Aussi bien, la religion de la patrie ne pouvait-elle plus être l’objet du même culte exclusif et jaloux depuis qu’avec l’assentiment et sous la protection de l’État les églises avaient été rendues aux prêtres. La plus belle cérémonie officielle de 1802 fut sans contredit celle du jour de Pâques, où, dans la cathédrale de Notre-Dame de Paris, en présence des consuls, des autorités et corps constitués, et avec la plus grande solennité, la messe fut célébrée et le Te Deum chanté en l’honneur du Concordat. Et, comme aux idées nouvelles il faut toujours des interprètes nouveaux, ce ne fut plus aux musiciens des fêtes révolutionnaires que l’on eut recours ; le Te Deum de Gossec eût été manifestement déplacé en un pareil jour ! On en fit composer un autre, tout exprès, et ce soin fut dévolu au favori de Bonaparte, Paisiello. Il est probable que l’œuvre donna toute satisfaction au protecteur, car elle ne ressemble pas du tout à celles que les musiciens français produisaient depuis dix années. Le Te Deum de Paisiello est écrit à double chœur ; mais cela est seulement pour la forme, et sans que cette disposition ajoute le moindre intérêt à l’ensemble de la composition, comme ç’avait été le cas récemment avec les œuvres magistrales de Méhul et de Lesueur. Pour tout accompagnement, le musicien italien n’emploie qu’un petit orchestre de violons et de quelques instruments à vent, à l’exclusion de toute sonorité énergique et éclatante ; pas même de trompettes.

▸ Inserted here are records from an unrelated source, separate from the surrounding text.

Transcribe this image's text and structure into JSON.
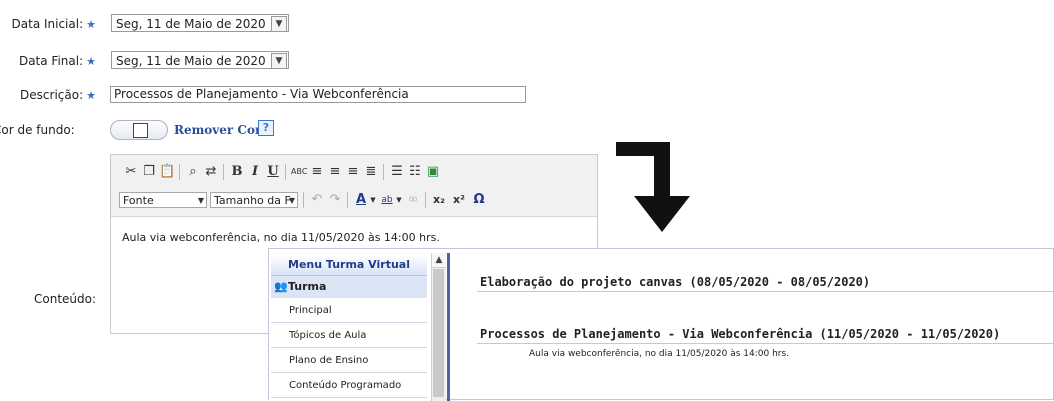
{
  "form": {
    "data_inicial_label": "Data Inicial:",
    "data_inicial_value": "Seg, 11 de Maio de 2020",
    "data_final_label": "Data Final:",
    "data_final_value": "Seg, 11 de Maio de 2020",
    "descricao_label": "Descrição:",
    "descricao_value": "Processos de Planejamento - Via Webconferência",
    "cor_label": "Cor de fundo:",
    "remover_cor": "Remover Cor",
    "help": "?",
    "conteudo_label": "Conteúdo:",
    "required_star": "★"
  },
  "editor": {
    "font_select": "Fonte",
    "size_select": "Tamanho da F",
    "content": "Aula via webconferência, no dia 11/05/2020 às 14:00 hrs.",
    "icons": [
      "cut-icon",
      "copy-icon",
      "paste-icon",
      "find-icon",
      "replace-icon",
      "bold-icon",
      "italic-icon",
      "underline-icon",
      "spellcheck-icon",
      "align-left-icon",
      "align-center-icon",
      "align-right-icon",
      "align-justify-icon",
      "bullet-list-icon",
      "numbered-list-icon",
      "image-icon",
      "undo-icon",
      "redo-icon",
      "text-color-icon",
      "highlight-icon",
      "link-icon",
      "subscript-icon",
      "superscript-icon",
      "omega-icon"
    ]
  },
  "menu": {
    "title": "Menu Turma Virtual",
    "section": "Turma",
    "items": [
      "Principal",
      "Tópicos de Aula",
      "Plano de Ensino",
      "Conteúdo Programado"
    ]
  },
  "topics": [
    {
      "title": "Elaboração do projeto canvas (08/05/2020 - 08/05/2020)"
    },
    {
      "title": "Processos de Planejamento - Via Webconferência (11/05/2020 - 11/05/2020)",
      "description": "Aula via webconferência, no dia 11/05/2020 às 14:00 hrs."
    }
  ],
  "colors": {
    "accent": "#2b4f98",
    "star": "#3a6fc2",
    "divider": "#4d63a8"
  }
}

Par contre, les chanteurs solistes sont en nombre raisonnable : ils chantent des duetti, terzetti, quartetti ; il y aurait des cavatines si c’eût été déjà la mode. Cela nous donne un avant-goût du Stabat mater de Rossini, type le plus recommandable de cette forme d’art. Cette musique édulcorée dut plaire au futur empereur, qui disait un jour à Cherubini : « J’aime la musique qui me berce… »

On pourrait croire pourtant que Bonaparte avait eu un remords. Ayant commandé le Te Deum à un Italien, il craignit sans doute de paraître exiler tout à fait les maîtres de l’école française, et fit écrire par Méhul le Domine salvam par lequel se terminait la cérémonie. Besogne subalterne en vérité : un seul verset de psaume répété trois fois, quelques mesures seulement à mettre en musique. Cela suffit pour montrer la différence. Il y a plus d’inspiration dans les quarante-quatre mesures du Domine salvam de Méhul que dans tous les opéras de Paisiello ensemble. Le génie viril du maître apparaît tout

  1. Voy. Th. de Lajarte, Catalogue de la Bibliothèque de l’Opéra.